Navigating Outside a Turbo Frame

Learn to enable a link inside the Turbo Frame to change the parts of the webpage that lie outside it.

Problems in the Previous App

Clicking around the schedule page after adding the edit functionality shows that we moved fast and broke things. Specifically, the links on each concert name that leads to the concert’s page and the “Make Favorite” button appear to be broken. Clicking the concert name does nothing but make the concert display disappear and clicking the “Make Favorite” button updates the concert display but not the “Favorites” section.

Both of these problems have the same cause: the links are now inside a Turbo Frame but try to change parts of the page outside that frame. Turbo Frames, by default, only capture the part of the response that matches the ID of the Turbo Frame that the request came from. In the case of the concert name link, there is no corresponding Turbo Frame, so the existing frame is replaced by nothing. In the case of the “Make Favorite” link, the response is the entire page, which happens to contain a Turbo Frame for the favorited concert, and Turbo updates that frame and that frame alone.

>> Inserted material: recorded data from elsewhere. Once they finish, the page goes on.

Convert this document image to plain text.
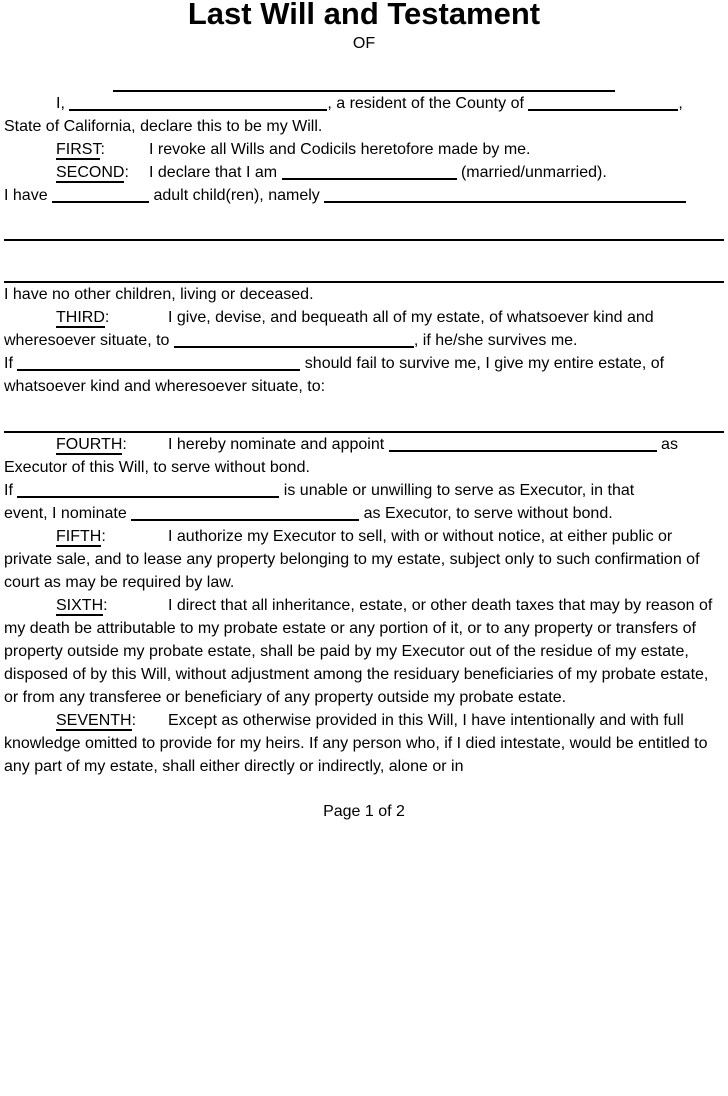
Last Will and Testament
OF

I,	, a resident of the County of	, State of California, declare this to be my Will.

FIRST:	I revoke all Wills and Codicils heretofore made by me.

SECOND: I declare that I am	(married/unmarried).

I have	adult child(ren), namely

I have no other children, living or deceased.

THIRD:	I give, devise, and bequeath all of my estate, of whatsoever kind and wheresoever situate, to	, if he/she survives me.

If	should fail to survive me, I give my entire estate, of whatsoever kind and wheresoever situate, to:

FOURTH:	I hereby nominate and appoint	as Executor of this Will, to serve without bond.

If	is unable or unwilling to serve as Executor, in that

event, I nominate	as Executor, to serve without bond.

FIFTH:	I authorize my Executor to sell, with or without notice, at either public or private sale, and to lease any property belonging to my estate, subject only to such confirmation of court as may be required by law.

SIXTH:	I direct that all inheritance, estate, or other death taxes that may by reason of my death be attributable to my probate estate or any portion of it, or to any property or transfers of property outside my probate estate, shall be paid by my Executor out of the residue of my estate, disposed of by this Will, without adjustment among the residuary beneficiaries of my probate estate, or from any transferee or beneficiary of any property outside my probate estate.

SEVENTH: Except as otherwise provided in this Will, I have intentionally and with full knowledge omitted to provide for my heirs. If any person who, if I died intestate, would be entitled to any part of my estate, shall either directly or indirectly, alone or in

Page 1 of 2
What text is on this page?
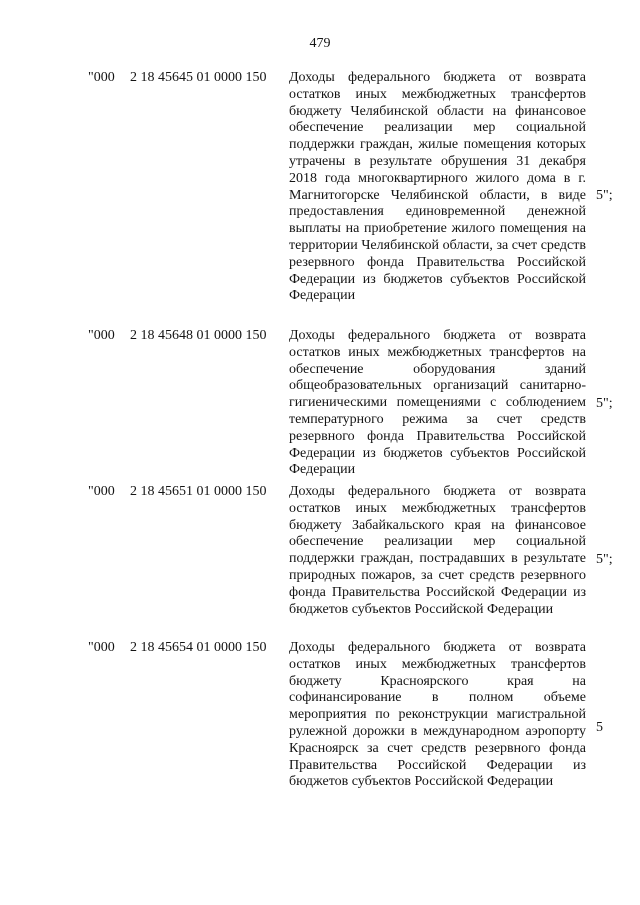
479
"000 2 18 45645 01 0000 150 Доходы федерального бюджета от возврата остатков иных межбюджетных трансфертов бюджету Челябинской области на финансовое обеспечение реализации мер социальной поддержки граждан, жилые помещения которых утрачены в результате обрушения 31 декабря 2018 года многоквартирного жилого дома в г. Магнитогорске Челябинской области, в виде предоставления единовременной денежной выплаты на приобретение жилого помещения на территории Челябинской области, за счет средств резервного фонда Правительства Российской Федерации из бюджетов субъектов Российской Федерации
5";
"000 2 18 45648 01 0000 150 Доходы федерального бюджета от возврата остатков иных межбюджетных трансфертов на обеспечение оборудования зданий общеобразовательных организаций санитарно-гигиеническими помещениями с соблюдением температурного режима за счет средств резервного фонда Правительства Российской Федерации из бюджетов субъектов Российской Федерации
5";
"000 2 18 45651 01 0000 150 Доходы федерального бюджета от возврата остатков иных межбюджетных трансфертов бюджету Забайкальского края на финансовое обеспечение реализации мер социальной поддержки граждан, пострадавших в результате природных пожаров, за счет средств резервного фонда Правительства Российской Федерации из бюджетов субъектов Российской Федерации
5";
"000 2 18 45654 01 0000 150 Доходы федерального бюджета от возврата остатков иных межбюджетных трансфертов бюджету Красноярского края на софинансирование в полном объеме мероприятия по реконструкции магистральной рулежной дорожки в международном аэропорту Красноярск за счет средств резервного фонда Правительства Российской Федерации из бюджетов субъектов Российской Федерации
5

It’s common to need to break out of the Turbo Frame for navigation purposes, so Turbo Frames provides two ways for us to choose from.

Fixes

First, we can set the default target for the entire frame by setting the target= attribute of the HTML <turbo-frame> tag or the target: argument of the turbo_frame_tag helper method. The target is the DOM ID of a different Turbo Frame. By adding the target attribute, we change the behavior of all links within the frame to redraw the target frame rather than the frame from which the link originates. This isn’t what we need for our fixes. The intention is something like a navigation bar where the links would all redraw a content frame rather than redraw the navigation bar itself.